= Dog Nuisance Act 1844 =

Act of Parliament in New Zealand

The Dog Nuisance Act 1844 (or Dog Nuisance Ordinance) was created on 17 July 1844 to deal with the nuisance of dogs wandering freely around New Zealand towns. A newspaper report from Auckland in March 1844 stated:There are more of the canine species in this town than in any other four times the size, and we care not how soon a dog act is [e]nforced to rid us of these brutes. The streets swarm with them, the greater portion apparently without owners. Strolling through the streets of a dark night, should you escape with the loss of a mere mouthful out of each calf, you may consider yourself extremely fortunate. Under the act, all dogs wandering at large without their owner would be seized and kept for a night and day. The owner could claim their dog and pay a fine of five shillings for its return. If the dog had a collar with its owner's name on it, the fine was reduced to two shillings and sixpence. If a dog was not claimed in the specified time period, it would be hanged.

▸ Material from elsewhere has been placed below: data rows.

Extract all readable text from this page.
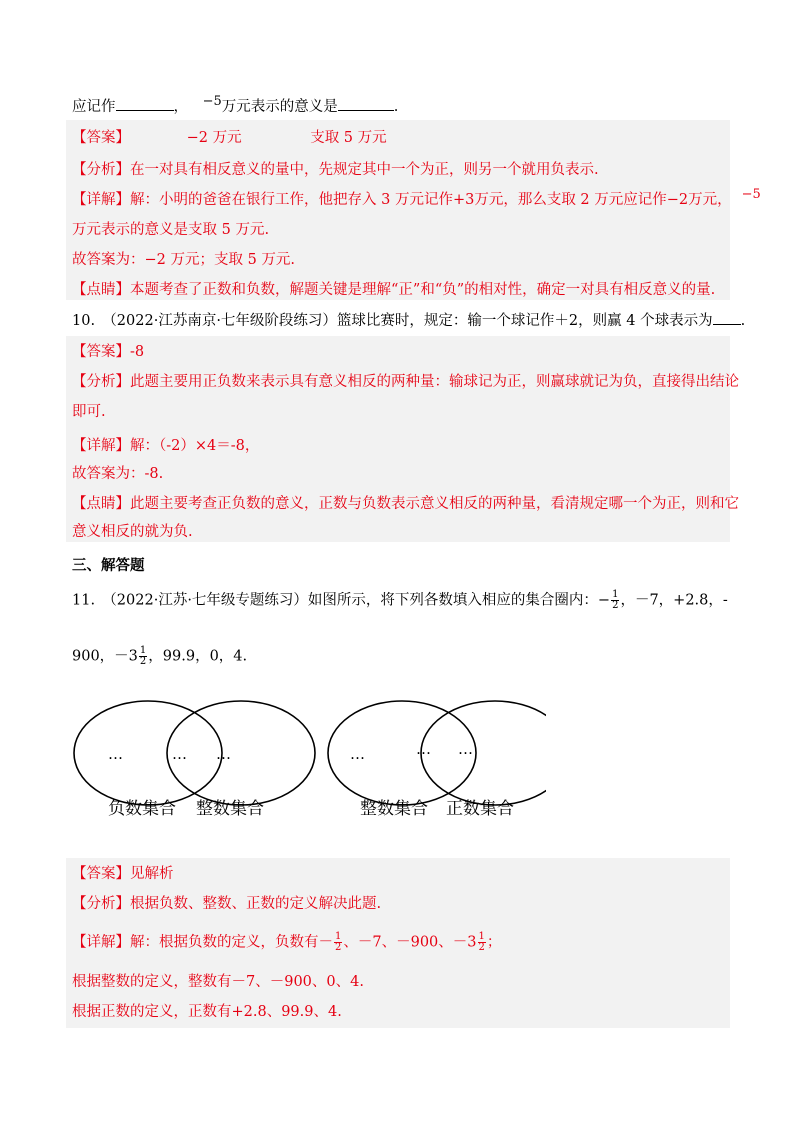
应记作	， −5万元表示的意义是	.
【答案】	−2 万元	支取 5 万元
【分析】在一对具有相反意义的量中，先规定其中一个为正，则另一个就用负表示.
【详解】解：小明的爸爸在银行工作，他把存入 3 万元记作+3万元，那么支取 2 万元应记作−2万元， −5
万元表示的意义是支取 5 万元.
故答案为：−2 万元；支取 5 万元.
【点睛】本题考查了正数和负数，解题关键是理解“正”和“负”的相对性，确定一对具有相反意义的量.
10.　（2022·江苏南京·七年级阶段练习）篮球比赛时，规定：输一个球记作＋2，则赢 4 个球表示为 .
【答案】-8
【分析】此题主要用正负数来表示具有意义相反的两种量：输球记为正，则赢球就记为负，直接得出结论
即可.
【详解】解：（-2）×4＝-8，
故答案为：-8.
【点睛】此题主要考查正负数的意义，正数与负数表示意义相反的两种量，看清规定哪一个为正，则和它
意义相反的就为负.
三、解答题
11.　（2022·江苏·七年级专题练习）如图所示，将下列各数填入相应的集合圈内：− $\frac{1}{2}$ ，－7，+2.8，-
900，$-3 \frac{1}{2}$ ，99.9，0，4.
…	… …
负数集合 整数集合
…	… …
整数集合 正数集合
【答案】见解析
【分析】根据负数、整数、正数的定义解决此题.
【详解】解：根据负数的定义，负数有－ $\frac{1}{2}$ 、－7、－900、$-3 \frac{1}{2}$ ；
根据整数的定义，整数有－7、－900、0、4.
根据正数的定义，正数有+2.8、99.9、4.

The new law was largely ineffectual. Residents in towns were disturbed day and night by groups of dogs barking and fighting, and dogs sometimes attacked people walking on city streets. Country areas were not included under the act, and farmers continued to suffer severe stock losses from attacks on sheep and calves by wandering dogs.

In 1849 a committee of the Legislative Council discussed the dog problem, noting that stock losses were a major issue and that the Dog Nuisance Act was not effective at reducing the problem. The committee recommended that the Dog Nuisance Act be repealed and replaced with a tax on every dog. The committee also considered Māori dog ownership. Although their dogs were sometimes a nuisance and occasionally attacked stock, it was recognised that Māori had traditionally kept a lot of dogs for pig-hunting and other purposes. The committee thought that Māori might not understand the intent of a dog tax, would find it oppressive, and might not be able to pay a tax anyway. The committee concluded that it was better to exempt Māori-owned dogs from taxation.

Accordingly, the Dog Nuisance Act was repealed on 11 June 1849 and replaced with 'An Ordinance to Abate the Dog Nuisance' which would be enforced in New Munster (the South Island and lower half of the North Island) and require all dog owners to register their dogs. Māori owners and their dogs living outside of towns would be exempt from the regulations. This was the first of 27 dog tax statutes enacted between 1849 and 1875 by the provincial governments of New Zealand. Provincial governments were abolished in 1876, and from 1880 local authorities were able to collect dog taxes.